Voices

Buffett Counts on Goodwill from Geico

Berkshire Hathaway CEO Warren Buffett can always be counted on for some choice words of wisdom in his annual shareholders letter, and among them were some perceptive remarks about one of his holding company’s investments: Geico.

The Oracle of Omaha talked about the value of the insurance company has grown over the years, even though the goodwill associated with it has stayed at the conservative level at which Buffett acquired half the company a decade and a half ago. Forget about goodwill impairments. “When, in 1996, we bought the 50% of Geico we didn’t already own, it cost us about $2.3 billion. That price implied a value of $4.6 billion for 100%. Geico then had tangible net worth of $1.9 billion.

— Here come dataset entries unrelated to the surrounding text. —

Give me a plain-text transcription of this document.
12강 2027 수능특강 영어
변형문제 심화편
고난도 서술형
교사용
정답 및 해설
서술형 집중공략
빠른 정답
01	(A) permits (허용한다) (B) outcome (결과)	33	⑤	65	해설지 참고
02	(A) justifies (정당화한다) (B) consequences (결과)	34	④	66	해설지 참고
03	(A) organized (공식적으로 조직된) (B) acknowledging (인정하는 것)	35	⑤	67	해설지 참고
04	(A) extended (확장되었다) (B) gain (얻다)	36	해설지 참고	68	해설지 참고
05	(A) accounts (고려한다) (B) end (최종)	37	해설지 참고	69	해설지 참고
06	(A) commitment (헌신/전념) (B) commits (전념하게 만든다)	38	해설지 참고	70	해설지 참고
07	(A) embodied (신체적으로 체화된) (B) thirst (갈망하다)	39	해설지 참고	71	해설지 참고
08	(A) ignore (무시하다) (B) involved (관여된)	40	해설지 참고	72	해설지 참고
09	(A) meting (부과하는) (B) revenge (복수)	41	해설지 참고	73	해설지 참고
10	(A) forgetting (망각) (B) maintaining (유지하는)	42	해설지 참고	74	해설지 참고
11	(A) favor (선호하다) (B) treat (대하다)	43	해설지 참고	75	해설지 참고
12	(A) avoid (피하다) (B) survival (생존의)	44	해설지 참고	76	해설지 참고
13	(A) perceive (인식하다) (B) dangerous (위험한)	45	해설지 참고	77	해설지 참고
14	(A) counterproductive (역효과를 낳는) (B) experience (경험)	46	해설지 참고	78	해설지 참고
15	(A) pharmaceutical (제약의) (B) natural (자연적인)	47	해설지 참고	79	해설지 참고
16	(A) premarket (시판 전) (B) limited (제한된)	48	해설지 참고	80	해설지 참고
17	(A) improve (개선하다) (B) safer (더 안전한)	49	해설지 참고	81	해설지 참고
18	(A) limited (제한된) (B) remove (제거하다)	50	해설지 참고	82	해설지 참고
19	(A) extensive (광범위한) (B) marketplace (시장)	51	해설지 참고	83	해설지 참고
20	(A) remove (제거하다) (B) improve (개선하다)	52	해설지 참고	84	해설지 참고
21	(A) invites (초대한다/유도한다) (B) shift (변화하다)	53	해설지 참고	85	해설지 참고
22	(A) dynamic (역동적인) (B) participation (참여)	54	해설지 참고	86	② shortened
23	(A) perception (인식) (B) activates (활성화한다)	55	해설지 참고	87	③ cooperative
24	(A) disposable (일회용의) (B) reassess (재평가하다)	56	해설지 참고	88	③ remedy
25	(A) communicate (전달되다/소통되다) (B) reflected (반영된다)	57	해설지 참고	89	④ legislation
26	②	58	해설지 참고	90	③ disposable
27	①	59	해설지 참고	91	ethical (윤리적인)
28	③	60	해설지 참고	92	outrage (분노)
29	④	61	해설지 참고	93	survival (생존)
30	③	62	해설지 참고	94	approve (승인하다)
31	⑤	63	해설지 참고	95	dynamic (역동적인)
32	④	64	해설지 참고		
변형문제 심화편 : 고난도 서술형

“The excess over tangible net worth of the implied value – $2.7 billion – was what we estimated Geico’s ‘goodwill’ to be worth at that time. That goodwill represented the economic value of the policyholders who were then doing business with GEICO. In 1995, those customers had paid the company $2.8 billion in premiums. Consequently, we were valuing Geico’s customers at about 97% (2.7/2.8) of what they were annually paying the company. By industry standards, that was a very high price. But Geico was no ordinary insurer: Because of the company’s low costs, its policyholders were consistently profitable and unusually loyal.

“Today, premium volume is $14.3 billion and growing. Yet we carry the goodwill of Geico on our books at only $1.4 billion, an amount that will remain unchanged no matter how much the value of Geico increases. (Under accounting rules, you write down the carrying value of goodwill if its economic value decreases, but leave it unchanged if economic value increases.) Using the 97%-of-premium-volume yardstick we applied to our 1996 purchase, the real value today of Geico’s economic goodwill is about $14 billion. And this value is likely to be much higher ten and twenty years from now. Geico – off to a strong start in 2011 – is the gift that keeps giving.”

It may be that a certain little gecko may be sitting on Mr. Buffett’s desk giving him some Cockney-accented words of wisdom of his own.